By embracing diversity and encouraging inclusion, the Society speaks more effectively on behalf of the entire profession, serves a fuller range of stakeholders, increases organizational credibility, and becomes a stronger advocate for the archives profession.
Like the systemic forces which it supports, archival practice in these terms continues to be insular and somehow disconnected from larger society. SAA does appear to represent the entire profession in this sense; a profession that as of the 2004 A* CENSUS was 87% white. It is no longer good enough (nor was it ever) to assert the empty value of “diversity and inclusion” when the profession remains overwhelming white, overwhelmingly straight, and when basic access to professional positions in archives requires a graduate degree and the ability to lift 40 pounds. These barriers are part of the systemic inaccessibility of archives as cultural space and as a profession.

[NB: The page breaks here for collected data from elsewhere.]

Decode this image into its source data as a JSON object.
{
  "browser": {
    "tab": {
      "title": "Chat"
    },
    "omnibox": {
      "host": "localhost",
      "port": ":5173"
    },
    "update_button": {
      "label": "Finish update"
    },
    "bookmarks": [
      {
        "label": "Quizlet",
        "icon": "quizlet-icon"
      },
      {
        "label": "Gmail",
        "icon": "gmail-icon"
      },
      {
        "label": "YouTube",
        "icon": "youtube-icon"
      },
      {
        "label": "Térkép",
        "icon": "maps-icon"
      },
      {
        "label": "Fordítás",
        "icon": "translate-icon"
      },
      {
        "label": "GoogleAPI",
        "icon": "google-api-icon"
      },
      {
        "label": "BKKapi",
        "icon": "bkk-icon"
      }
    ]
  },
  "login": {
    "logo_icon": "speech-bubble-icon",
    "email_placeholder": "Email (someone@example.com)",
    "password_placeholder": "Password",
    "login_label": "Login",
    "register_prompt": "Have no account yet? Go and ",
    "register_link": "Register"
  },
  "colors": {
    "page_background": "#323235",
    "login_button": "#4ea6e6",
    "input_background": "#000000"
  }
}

The question is not about staying relevant anymore. It is about demonstrating our value as memory-workers and accomplices in the pursuit of a truly equitable society, particularly in the difficult times ahead. We cannot advocate for our records, our communities, or our profession while maintaining a stance of faux-neutrality, nor can we continue to assume that by simply being more accepting of difference that we are doing the work needed to dismantle oppressive systems in our hearts and in our field. Many of us who do not fit into the Trump/Pence administration’s vision of the United States will not have the luxury of determining whether now is the time to remain apolitical, and now more than ever, we must consider how to combat our erasure by reshaping the profession in our image; a beautiful, kaleidoscopic profession that is intellectually and demographically diverse and oriented toward empowering marginalized groups within our profession and in our collections.
To paraphrase Black Lives Matter activist Janaya Khan, our politics must matter more than our individual identities; we must change what “truth” is and work toward the world that seems impossible right now. For archivists, this call requires that we remain vigilant about how our individual beliefs impact our work, our users, and our work environments. But this will also require integrating our vision for the world with our actions and interrogating the gaps in what we say as a field and what we demonstrate to our existing and future communities of records users and creators.